На некоторое время над столом повисло молчание, каждый из сидящих за столиких музыкантов думал о своем.
Что касается «русских сезонов», то триумфально объехав большую часть Европы, побывав почти во всех столицах и просто крупных городах континента, фестиваль в итоге вернулся в Россию, где в 1852 году стал частью проходившей в Николаеве Всемирной выставки, на которой были представлены не только культурные, но и промышленные достижения империи.
«Русские сезоны» стали не только финансово успешным мероприятием, но и на несколько десятилетий утвердили в европейских странах моду на русскую культуру.
Глава 7
1846 год стал для империи годом больших потрясений. Одновременно с этим именно в 1846 году ко мне пришло осознание того, что Российская империя из феодально-агарной страны уже полноценно превратилась капиталистическую и индустриальную. Есть в этом нечто парадоксальное: оценивать собственные достижения через призму проблем, которые начинают на тебя сваливаться.
Еще зимой казалось, что все идет по накатанной дорожке и послезнание позволяет обходить все овраги на пути в будущее. На время холодов мы уже традиционно переехали на юга. В январе Черноморскому флоту передали два первых парусно-винтовых корвета типа «Г» — «Громкий» и «Грозящий» — построенных на модернизированных верфях бывшей турецкой столицы. В марте поучаствовал в открытии железнодорожной ветки Бухарест-Варна — не полностью правда, капитальный мост через Дунай предстояло еще достраивать пару лет.
Были установлены дипломатические отношения с Сиамом. Эта страна зажатая с запада и юга Британией, а с востока Францией отчаянно искала себе такого покровителя, который спасет ее от превращения в колонию но при этом не будет сильно вмешиваться в ее внутренние дела. В итоге договорились, что империя арендует у Сиама остров Пхукет на 99 лет под строительство венно-морской базы и одновременно с этим гарантирует королю Раме III, неприкосновенность его границ при столкновении с другими европейскими державами. В целом, что называется, ничего не предвещало беды.

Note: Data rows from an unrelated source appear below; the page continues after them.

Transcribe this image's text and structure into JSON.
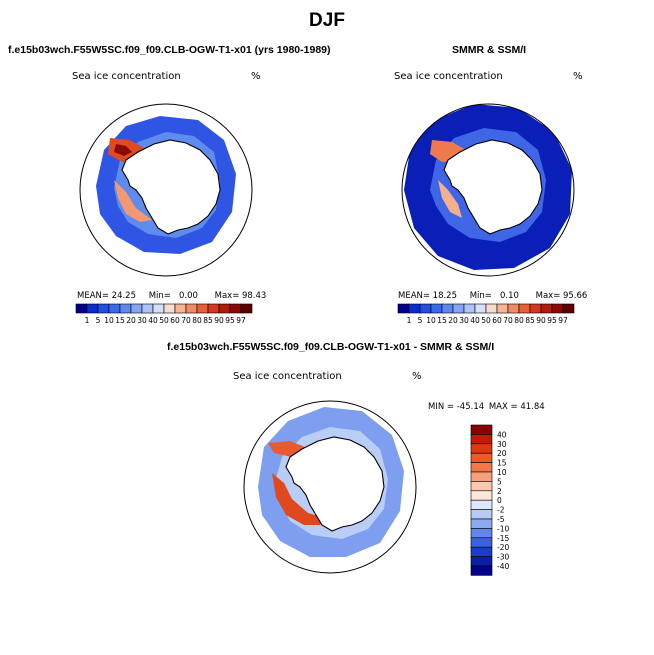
{
  "main_title": "DJF",
  "panels": [
    {
      "title": "f.e15b03wch.F55W5SC.f09_f09.CLB-OGW-T1-x01 (yrs 1980-1989)",
      "variable": "Sea ice concentration",
      "units": "%",
      "stats": {
        "mean": "24.25",
        "min": "0.00",
        "max": "98.43",
        "mean_label": "MEAN=",
        "min_label": "Min=",
        "max_label": "Max="
      }
    },
    {
      "title": "SMMR & SSM/I",
      "variable": "Sea ice concentration",
      "units": "%",
      "stats": {
        "mean": "18.25",
        "min": "0.10",
        "max": "95.66",
        "mean_label": "MEAN=",
        "min_label": "Min=",
        "max_label": "Max="
      }
    }
  ],
  "diff_panel": {
    "title": "f.e15b03wch.F55W5SC.f09_f09.CLB-OGW-T1-x01 - SMMR & SSM/I",
    "variable": "Sea ice concentration",
    "units": "%",
    "stats": {
      "min_label": "MIN =",
      "min": "-45.14",
      "max_label": "MAX =",
      "max": "41.84"
    }
  },
  "concentration_colorbar": {
    "labels": [
      "1",
      "5",
      "10",
      "15",
      "20",
      "30",
      "40",
      "50",
      "60",
      "70",
      "80",
      "85",
      "90",
      "95",
      "97"
    ],
    "colors": [
      "#00008b",
      "#0a2ccf",
      "#1f4ee0",
      "#3a6ae8",
      "#5d88ee",
      "#86a6f2",
      "#adc3f6",
      "#d4e0fa",
      "#f8dccc",
      "#f5b494",
      "#f08c64",
      "#e8603a",
      "#d4381c",
      "#b01c0a",
      "#8a0a04",
      "#5e0000"
    ]
  },
  "difference_colorbar": {
    "labels": [
      "40",
      "30",
      "20",
      "15",
      "10",
      "5",
      "2",
      "0",
      "-2",
      "-5",
      "-10",
      "-15",
      "-20",
      "-30",
      "-40"
    ],
    "colors": [
      "#8b0000",
      "#c21a06",
      "#e0380e",
      "#f05828",
      "#f5784a",
      "#f8a07c",
      "#fbc8ae",
      "#fbe6da",
      "#dfe8fa",
      "#b6cbf6",
      "#8ca9f0",
      "#6286ea",
      "#3b60e0",
      "#1c3ccf",
      "#0a1ea8",
      "#00008b"
    ]
  },
  "chart_data": [
    {
      "type": "heatmap",
      "title": "Sea ice concentration",
      "units": "%",
      "mean": 24.25,
      "min": 0.0,
      "max": 98.43,
      "colorbar_levels": [
        1,
        5,
        10,
        15,
        20,
        30,
        40,
        50,
        60,
        70,
        80,
        85,
        90,
        95,
        97
      ]
    },
    {
      "type": "heatmap",
      "title": "Sea ice concentration",
      "units": "%",
      "mean": 18.25,
      "min": 0.1,
      "max": 95.66,
      "colorbar_levels": [
        1,
        5,
        10,
        15,
        20,
        30,
        40,
        50,
        60,
        70,
        80,
        85,
        90,
        95,
        97
      ]
    },
    {
      "type": "heatmap",
      "title": "Sea ice concentration",
      "units": "%",
      "min": -45.14,
      "max": 41.84,
      "colorbar_levels": [
        40,
        30,
        20,
        15,
        10,
        5,
        2,
        0,
        -2,
        -5,
        -10,
        -15,
        -20,
        -30,
        -40
      ]
    }
  ]
}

Впрочем, если копнуть несколько глубже — но как обычно такое понимание приходит только опосля — тревожные звоночки звучали и раньше. 1844 год выдался засушливым, что резко уронило урожаи по всей центральной России. Такое, вообще говоря, случалось регулярно, с периодичностью в 7–10 лет, поэтому особой паники неурожай не вызвал, запасы были, а сеть железных дорог уже более-менее спокойно позволяла перебрасывать хлеб в нуждающиеся районы.

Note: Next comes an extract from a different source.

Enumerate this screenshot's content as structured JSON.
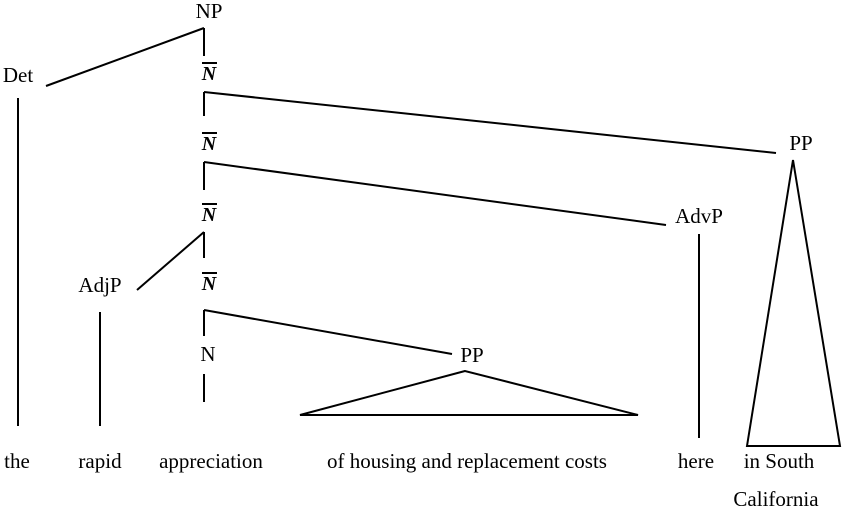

Однако одним годом все не ограничилось. 1845 год в противовес предыдущему оказался более холодным и дождливым, а зима 1845–1846 — холодной и бесснежной. Плохое сочетание для высаженных еще осенью озимых, которые в некоторых губерниях вымерзли практически подчистую. Опять же до реального массового голода было все еще далеко, но сразу два — а вернее два с половиной — неудачных с аграрной точки зрения года заставили цены на еду в городах начать медленно ползти вгору.
Ну а вишенкой на торте тут стал неурожай уже в этом 1846 году только не в России, а в восточной и центральной Европе. На Венгрию, южную и центральную Германию и северные Балканы обрушилась натуральная засуха. Дождей не было четыре месяца с апреля по июль и естественно собрать хоть какой-то урожай в такой ситуации просто не представлялось возможным. А если добавить сюда еще и продолжавшийся голод в Ирландии, то нет ничего удивительного, что цены на продовольствие на континенте резко взлетели вверх, стимулируя хлеботорговцев вывозить из России больше зерна и нанося тем самым болезненный удар по самым бедным в первую очередь городским слоям населения.

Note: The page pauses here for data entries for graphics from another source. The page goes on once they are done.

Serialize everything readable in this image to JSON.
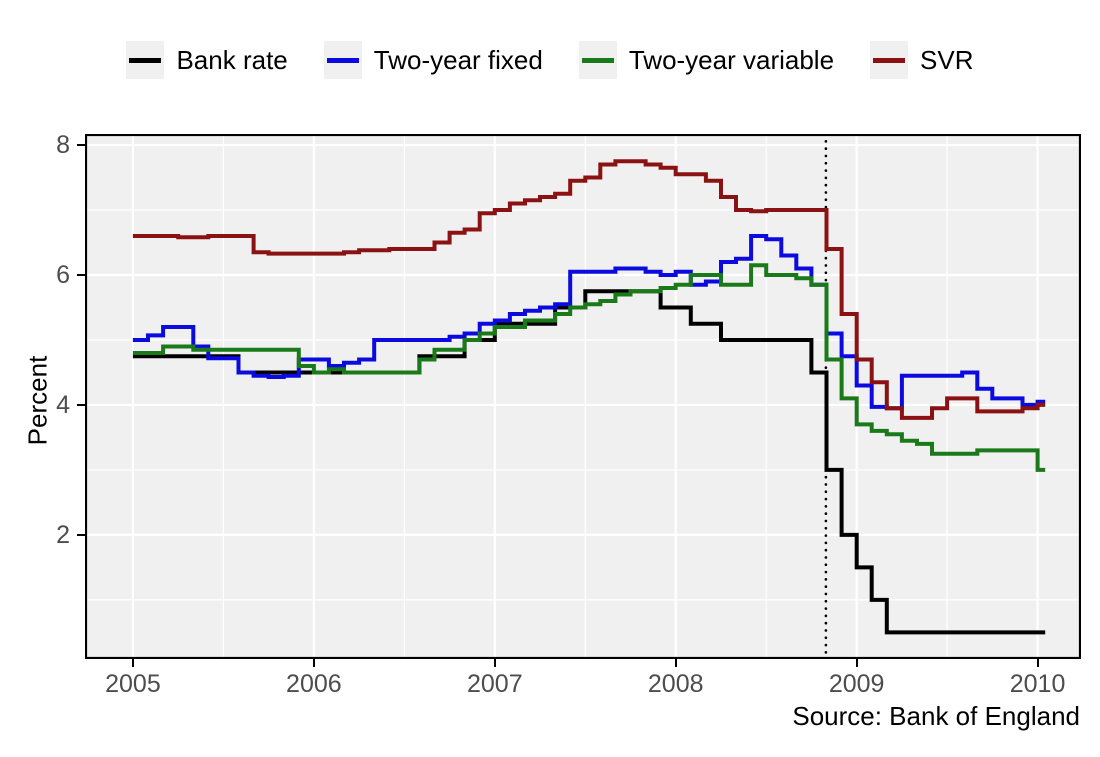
{
  "caption": "Source: Bank of England",
  "axes": {
    "y_title": "Percent",
    "x_tick_labels": [
      "2005",
      "2006",
      "2007",
      "2008",
      "2009",
      "2010"
    ],
    "y_tick_labels": [
      "8",
      "6",
      "4",
      "2"
    ]
  },
  "style_colors": {
    "panel_background": "#f0f0f0",
    "gridline": "#ffffff",
    "panel_border": "#000000",
    "tick_label": "#4d4d4d",
    "legend_key_background": "#f0f0f0"
  },
  "chart_data": {
    "type": "line",
    "subtype": "step",
    "title": "",
    "xlabel": "",
    "ylabel": "Percent",
    "caption": "Source: Bank of England",
    "legend_position": "top",
    "grid": "on",
    "x_start_year": 2005,
    "x_step_months": 1,
    "xlim": [
      2004.735,
      2010.24
    ],
    "ylim": [
      0.09,
      8.17
    ],
    "x_major_gridlines": [
      2005,
      2006,
      2007,
      2008,
      2009,
      2010
    ],
    "x_minor_gridlines": [
      2005.5,
      2006.5,
      2007.5,
      2008.5,
      2009.5
    ],
    "y_major_gridlines": [
      2,
      4,
      6,
      8
    ],
    "y_minor_gridlines": [
      1,
      3,
      5,
      7
    ],
    "x_ticks": [
      2005,
      2006,
      2007,
      2008,
      2009,
      2010
    ],
    "y_ticks": [
      8,
      6,
      4,
      2
    ],
    "vline": {
      "x": 2008.83,
      "style": "dotted",
      "color": "#000000",
      "label": ""
    },
    "months": [
      "2005-01",
      "2005-02",
      "2005-03",
      "2005-04",
      "2005-05",
      "2005-06",
      "2005-07",
      "2005-08",
      "2005-09",
      "2005-10",
      "2005-11",
      "2005-12",
      "2006-01",
      "2006-02",
      "2006-03",
      "2006-04",
      "2006-05",
      "2006-06",
      "2006-07",
      "2006-08",
      "2006-09",
      "2006-10",
      "2006-11",
      "2006-12",
      "2007-01",
      "2007-02",
      "2007-03",
      "2007-04",
      "2007-05",
      "2007-06",
      "2007-07",
      "2007-08",
      "2007-09",
      "2007-10",
      "2007-11",
      "2007-12",
      "2008-01",
      "2008-02",
      "2008-03",
      "2008-04",
      "2008-05",
      "2008-06",
      "2008-07",
      "2008-08",
      "2008-09",
      "2008-10",
      "2008-11",
      "2008-12",
      "2009-01",
      "2009-02",
      "2009-03",
      "2009-04",
      "2009-05",
      "2009-06",
      "2009-07",
      "2009-08",
      "2009-09",
      "2009-10",
      "2009-11",
      "2009-12",
      "2010-01"
    ],
    "series": [
      {
        "name": "Bank rate",
        "color": "#000000",
        "values": [
          4.75,
          4.75,
          4.75,
          4.75,
          4.75,
          4.75,
          4.75,
          4.5,
          4.5,
          4.5,
          4.5,
          4.5,
          4.5,
          4.5,
          4.5,
          4.5,
          4.5,
          4.5,
          4.5,
          4.75,
          4.75,
          4.75,
          5.0,
          5.0,
          5.25,
          5.25,
          5.25,
          5.25,
          5.5,
          5.5,
          5.75,
          5.75,
          5.75,
          5.75,
          5.75,
          5.5,
          5.5,
          5.25,
          5.25,
          5.0,
          5.0,
          5.0,
          5.0,
          5.0,
          5.0,
          4.5,
          3.0,
          2.0,
          1.5,
          1.0,
          0.5,
          0.5,
          0.5,
          0.5,
          0.5,
          0.5,
          0.5,
          0.5,
          0.5,
          0.5,
          0.5
        ]
      },
      {
        "name": "Two-year fixed",
        "color": "#0b0bdf",
        "values": [
          5.0,
          5.07,
          5.2,
          5.2,
          4.9,
          4.72,
          4.72,
          4.5,
          4.45,
          4.43,
          4.45,
          4.7,
          4.7,
          4.6,
          4.65,
          4.7,
          5.0,
          5.0,
          5.0,
          5.0,
          5.0,
          5.05,
          5.1,
          5.25,
          5.3,
          5.4,
          5.45,
          5.5,
          5.55,
          6.05,
          6.05,
          6.05,
          6.1,
          6.1,
          6.05,
          6.0,
          6.05,
          5.85,
          5.9,
          6.2,
          6.25,
          6.6,
          6.55,
          6.3,
          6.1,
          5.85,
          5.1,
          4.75,
          4.3,
          3.97,
          3.95,
          4.45,
          4.45,
          4.45,
          4.45,
          4.5,
          4.25,
          4.1,
          4.1,
          4.0,
          4.05
        ]
      },
      {
        "name": "Two-year variable",
        "color": "#1a7a1a",
        "values": [
          4.8,
          4.8,
          4.9,
          4.9,
          4.85,
          4.85,
          4.85,
          4.85,
          4.85,
          4.85,
          4.85,
          4.6,
          4.5,
          4.55,
          4.5,
          4.5,
          4.5,
          4.5,
          4.5,
          4.7,
          4.85,
          4.85,
          5.0,
          5.1,
          5.2,
          5.2,
          5.3,
          5.3,
          5.4,
          5.5,
          5.55,
          5.6,
          5.7,
          5.75,
          5.75,
          5.8,
          5.85,
          6.0,
          6.0,
          5.85,
          5.85,
          6.15,
          6.0,
          6.0,
          5.95,
          5.85,
          4.7,
          4.1,
          3.7,
          3.6,
          3.55,
          3.45,
          3.4,
          3.25,
          3.25,
          3.25,
          3.3,
          3.3,
          3.3,
          3.3,
          3.0
        ]
      },
      {
        "name": "SVR",
        "color": "#8b1212",
        "values": [
          6.6,
          6.6,
          6.6,
          6.58,
          6.58,
          6.6,
          6.6,
          6.6,
          6.35,
          6.33,
          6.33,
          6.33,
          6.33,
          6.33,
          6.35,
          6.38,
          6.38,
          6.4,
          6.4,
          6.4,
          6.5,
          6.65,
          6.7,
          6.95,
          7.0,
          7.1,
          7.15,
          7.2,
          7.25,
          7.45,
          7.5,
          7.7,
          7.75,
          7.75,
          7.7,
          7.65,
          7.55,
          7.55,
          7.45,
          7.2,
          7.0,
          6.98,
          7.0,
          7.0,
          7.0,
          7.0,
          6.4,
          5.4,
          4.7,
          4.35,
          3.95,
          3.8,
          3.8,
          3.95,
          4.1,
          4.1,
          3.9,
          3.9,
          3.9,
          3.95,
          4.0
        ]
      }
    ]
  }
}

Тут конечно была и доля моей — вместе с назначенными мною министрами — вины. Как минимум в том, что не отследили данные процессы и не прикрутили экспортный поток для насыщения внутреннего рынка. Однако последние годы проблем в этой отрасли не было, зерна хватало и для внутреннего потребления и на экспорт, а рекорды по сбору валового тоннажа зернопродукции обновлялись чуть ли не каждый год. Чтобы разглядеть тут потенциальную проблему нужно было быть поистине Нострадамусом.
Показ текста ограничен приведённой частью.